Tuesday, February 24, 2009

Seven things you won’t read about here*

See, here’s the thing. I don’t know what to write about. It’s been more than a week since I had the time or the inclination to sit down and write. But now that everyone in the family is well again, it’s time to pick up the pen, so to speak.

Problem is, so much has happened, I don’t really know where to begin.

Now, if you were my favorite college professor, you’d solve my problem by asking me a question: How does one eat an elephant?

One bite at a time.

It was his way, of course, of telling me just to sit down and start. Which is exactly what I should do. Except that every time I try, I stall. Because I just can’t.

And so.

Over the past two days, I have started several blog posts. Each of them went nowhere, as in, even after several sentences, they don’t say a damn thing and don’t look like they’re ever going to.

I’ve thought about starting several more blog posts. Then I thought better of it. Among the things I won’t be writing about:

1. How I am apparently incapable of quitting either Diet Coke or the news.

2. How I am, for the second time in my life, addicted to the original Super Mario Bros. game. (This time, however, I’m in love with the man I am married to.)

3. Octomom. Though this story gets curiouser and curiouser with each passing day — dude WANTS to take a paternity test? — all I can think about is those poor kids. All 14 of them. Jesus, Mary and Joseph...

4. “Slumdog Millionaire.” Haven’t seen it. Probably won’t. Save your breath. I know I should. I should also see about 4 million other movies that have come out since “March of the Penguins” did in 2005. I have a 3-year-old, you see. We can’t go to the movies. Wait, what’s that you say? Oh yes, I know about NetFlix. Yes, I know it would allow us to watch these 4 million movies from the comfort of our own couch. We tried. Finally after seven months, we watched “The Cider House Rules” and gave it back to the nice people at NetFlix. Then we canceled our membership because we didn’t want to be accused of holding any more Oscar winners captive.

5. Sarah and the whales. First she shoots wolves from a helicopter. Then she sues the feds over protection of the polar bear. Now she plans to sue over protection of a group of genetically different, and therefore important, beluga whales. In case you're still wondering Sarah Palin has an ounce of shame, this should clinch it.

6. Anyone's Oscar dress. I’m no good at reviewing fashions anyway. I usually love what everyone hates (see Miley Cyrus). And vice versa (see Reese Witherspoon). The only thing I think about this year's Oscar dresses is how I wish I could fit into just one of them (see also Jennifer Aniston). And if I had to pick just one (and definitely see Marisa Tomei and Tina Fey), I couldn't. So see, it makes no sense to write about Oscar fashions when I clearly have no feeling one way or the other.

7. Anyone's Oscar speech. Because, really, what can anyone do to improve upon Dustin Lance Black’s? There are many people, including even some who read this blog, who will recoil at his words. In my view, they're the ones who could most benefit from listening to them. Love they neighbor. And do unto others. Amen.
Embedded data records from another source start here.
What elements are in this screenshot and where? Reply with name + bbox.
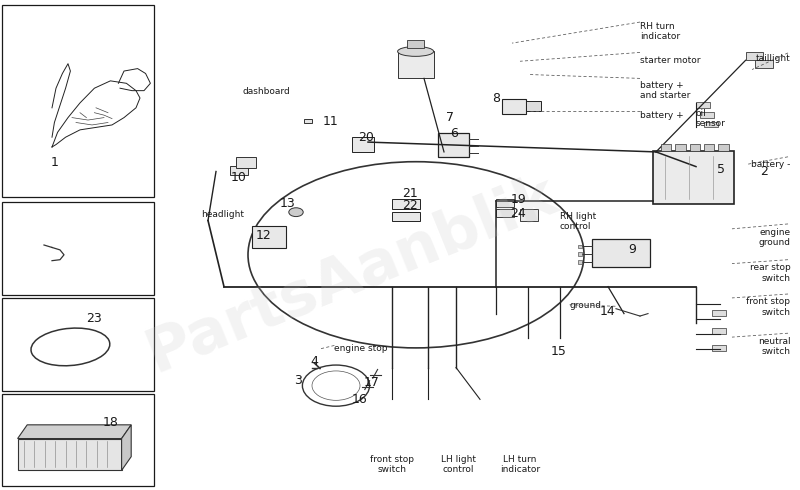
Text: battery +
and starter: battery + and starter [640,81,690,100]
Bar [578,245,582,248]
Bar [392,212,420,221]
Bar [661,144,671,151]
Bar [496,199,514,207]
Text: rear stop
switch: rear stop switch [750,263,790,283]
Bar [236,157,256,168]
Bar [252,226,286,248]
Text: 24: 24 [510,207,526,220]
Bar [2,202,154,295]
Text: oil
sensor: oil sensor [696,109,726,128]
Text: RH light
control: RH light control [560,212,596,231]
Bar [526,101,541,111]
Text: 9: 9 [628,244,636,256]
Bar [696,102,710,108]
Bar [704,122,718,127]
Text: 14: 14 [600,305,616,318]
Bar [230,166,248,175]
Text: front stop
switch: front stop switch [746,297,790,317]
Text: 15: 15 [550,345,566,358]
Text: 8: 8 [492,92,500,104]
Bar [496,209,514,217]
Text: 18: 18 [102,416,118,429]
Bar [592,239,650,267]
Bar [2,5,154,197]
Text: 20: 20 [358,131,374,144]
Bar [718,144,729,151]
Text: 11: 11 [322,115,338,127]
Text: neutral
switch: neutral switch [758,337,790,356]
Bar [712,345,726,351]
Text: 6: 6 [450,127,458,140]
Text: 4: 4 [310,355,318,368]
Bar [2,394,154,486]
Bar [712,328,726,334]
Bar [2,298,154,391]
Bar [700,112,714,118]
Bar [392,199,420,209]
Bar [578,252,582,256]
Text: 1: 1 [50,156,58,169]
Text: RH turn
indicator: RH turn indicator [640,22,680,42]
Text: engine
ground: engine ground [758,228,790,247]
Text: 16: 16 [352,393,368,406]
Bar [578,260,582,264]
Bar [746,52,763,60]
Text: 7: 7 [446,111,454,124]
Text: battery -: battery - [751,160,790,169]
Bar [398,51,434,78]
Bar [653,151,734,204]
Bar [675,144,686,151]
Bar [704,144,714,151]
Text: 19: 19 [510,193,526,206]
Bar [690,144,700,151]
Text: 10: 10 [230,171,246,184]
Text: front stop
switch: front stop switch [370,455,414,474]
Text: 17: 17 [364,376,380,389]
Bar [502,99,526,114]
Text: taillight: taillight [756,54,790,63]
Polygon shape [122,425,131,470]
Text: 22: 22 [402,199,418,212]
Text: ground: ground [570,301,602,310]
Text: headlight: headlight [202,210,245,219]
Text: LH light
control: LH light control [441,455,476,474]
Text: LH turn
indicator: LH turn indicator [500,455,540,474]
Bar [18,439,122,470]
Text: PartsAanblik: PartsAanblik [138,165,566,384]
Bar [755,60,773,68]
Bar [520,209,538,221]
Ellipse shape [398,47,434,56]
Bar [352,137,374,152]
Text: 13: 13 [280,197,296,210]
Bar [712,310,726,316]
Circle shape [289,208,303,217]
Text: 2: 2 [760,165,768,178]
Text: 23: 23 [86,312,102,325]
Text: 12: 12 [256,229,272,242]
Text: dashboard: dashboard [242,87,290,96]
Text: 3: 3 [294,374,302,387]
Polygon shape [18,425,131,439]
Bar [407,40,424,48]
Text: 5: 5 [717,163,725,175]
Text: battery +: battery + [640,111,684,120]
Text: engine stop: engine stop [334,344,388,353]
Text: starter motor: starter motor [640,56,701,65]
Bar [438,133,469,157]
Text: 21: 21 [402,187,418,200]
Bar [304,119,312,123]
So, as you can see dear reader, I’m stuck. Fresh out of words. Nothing to say.

Maybe tomorrow.

* with snaps to JDW, who thought the whole thing up.

5 comments:

Anonymous said...

yay. seven things... were all things i would like to read about. thanks for some entertainment in Dayton.

Anonymous said...

We all need to know more about pedicures. Please illuminate us.

Anonymous said...

Since you immortalized me in print, I owe you the honor of this reply. Yes, this is the first blog response I have ever written. Feel special bzh, because you are and because you can now live knowing you were my first. Thanks for the experience. jdw.

bzh said...

Your first? Wow. I'm honored, jdw. I just hope it was as good for you as it was for me.

Amanda said...

is it weird to admit that whenever i click my nails on my desk, I think of you. And that after a hell of summer involving several trips to the podiatrist, ointments, pain, itchiness bordering shards of glassiness and just about every foot insert sold at CVS, I have discovered that my feet are Mesopotamia for fungi so I have to do my own toes. And, my thumbs look like my toes. And, my calloused feet help me on my bike. And instead of pedicures, I just tell massage therapist to spend lots of time rubbing my dogs. Also, one of the few memories I have of my dad that isn't culled from a photograph is of him rubbing my mom's feet. And one more and I may be way past seven, and several miles past cute or interesting: reading you is like brain-i-cure. My head feels less rough and all together soothed.